Great Bubbles: Reactions to the South Sea Bubble, the Mississippi Scheme and the Tulip Mania Affair

  • 3 volume collection
  • Ross Emmett’s Role: Editor and author of the “General Introduction”
  • Published by Pickering & Chatto

Periods of euphoria followed by sudden crashes are a familiar phenomenon in economics. Such events have become known as “bubbles”. These volumes bring together an interdisciplinary set of writings about the impact and legacy of three of the most colorful bubbles — the Tulip Mania of 1636-37, John Law’s Mississippi Scheme of 1718-1720 and the South Sea Bubble of the same period.

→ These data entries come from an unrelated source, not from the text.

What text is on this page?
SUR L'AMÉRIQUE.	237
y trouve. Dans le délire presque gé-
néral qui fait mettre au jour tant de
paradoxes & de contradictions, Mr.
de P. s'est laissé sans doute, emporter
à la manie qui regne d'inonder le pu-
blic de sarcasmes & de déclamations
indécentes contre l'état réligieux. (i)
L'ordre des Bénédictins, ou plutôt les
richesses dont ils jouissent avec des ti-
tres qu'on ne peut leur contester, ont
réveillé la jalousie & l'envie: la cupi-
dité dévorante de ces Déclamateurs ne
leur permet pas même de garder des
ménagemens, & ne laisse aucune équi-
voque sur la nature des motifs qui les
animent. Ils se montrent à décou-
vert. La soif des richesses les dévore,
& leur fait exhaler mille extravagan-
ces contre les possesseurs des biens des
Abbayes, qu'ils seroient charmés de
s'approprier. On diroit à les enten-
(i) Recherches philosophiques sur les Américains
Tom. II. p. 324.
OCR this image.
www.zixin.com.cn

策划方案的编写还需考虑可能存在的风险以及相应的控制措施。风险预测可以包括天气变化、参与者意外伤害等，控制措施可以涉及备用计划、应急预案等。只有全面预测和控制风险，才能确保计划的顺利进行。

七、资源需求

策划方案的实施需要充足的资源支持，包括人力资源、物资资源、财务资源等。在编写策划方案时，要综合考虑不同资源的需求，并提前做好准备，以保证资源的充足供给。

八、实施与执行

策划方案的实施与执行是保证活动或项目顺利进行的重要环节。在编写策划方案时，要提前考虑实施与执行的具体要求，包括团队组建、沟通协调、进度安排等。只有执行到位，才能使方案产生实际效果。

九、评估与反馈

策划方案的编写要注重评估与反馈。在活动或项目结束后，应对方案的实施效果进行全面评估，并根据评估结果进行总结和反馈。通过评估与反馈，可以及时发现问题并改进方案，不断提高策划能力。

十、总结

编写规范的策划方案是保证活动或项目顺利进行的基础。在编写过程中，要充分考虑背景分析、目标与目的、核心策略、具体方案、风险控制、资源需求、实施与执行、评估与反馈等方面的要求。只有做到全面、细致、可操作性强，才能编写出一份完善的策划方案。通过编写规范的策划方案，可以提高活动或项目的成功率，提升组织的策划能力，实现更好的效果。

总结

  • “This three-volume work provides an excellent compilation of original and analytical material on three classic examples of bubbles. For those wishing to explore the original documents on bubbles, these volumes provide an excellent entree to the literature available in the English language.” Phillip Caruso and Virginia Paganelli Caruso, Business Economics
  • “… the collection of essays and primary sources edited by Emmett is particularly helpful for those seeking to move beyond the platitudes of the business pages and investigate this topic in a more scholarly manner… the best coverage is given to the South Sea Bubble, and documents include detailed economic analyses, satirical observations such as Defoe’s The anatomy of exchange alley, poetical lamentations from Pope and Swift, and moralizing condemnations from Trenchard and Gordon.” – Maxine Berg and Scott Breuninger, Economic History Review

Selected Essays by Frank H. Knight (1999)

  • 2 volumes: Vol. 1: “What is truth” in Economics?; Vol. 2: Laissez Faire: Pro and Con
  • Ross Emmett’s Role: Editor and author of the introduction
  • Published by University of Chicago Press
  • The first collection of Knight’s essays to offer a comprehensive picture of the work of the “economist qua philosopher” who was the dominant influence in the University of Chicago’s economics department from the 1930s to the 1960s, teaching Milton Friedman, George Stigler and others who were central to the emerging “Chicago School of Economics.” These essays illustrate Knight’s views on the central debates regarding economics, social science, ethics, education, and modern liberalism.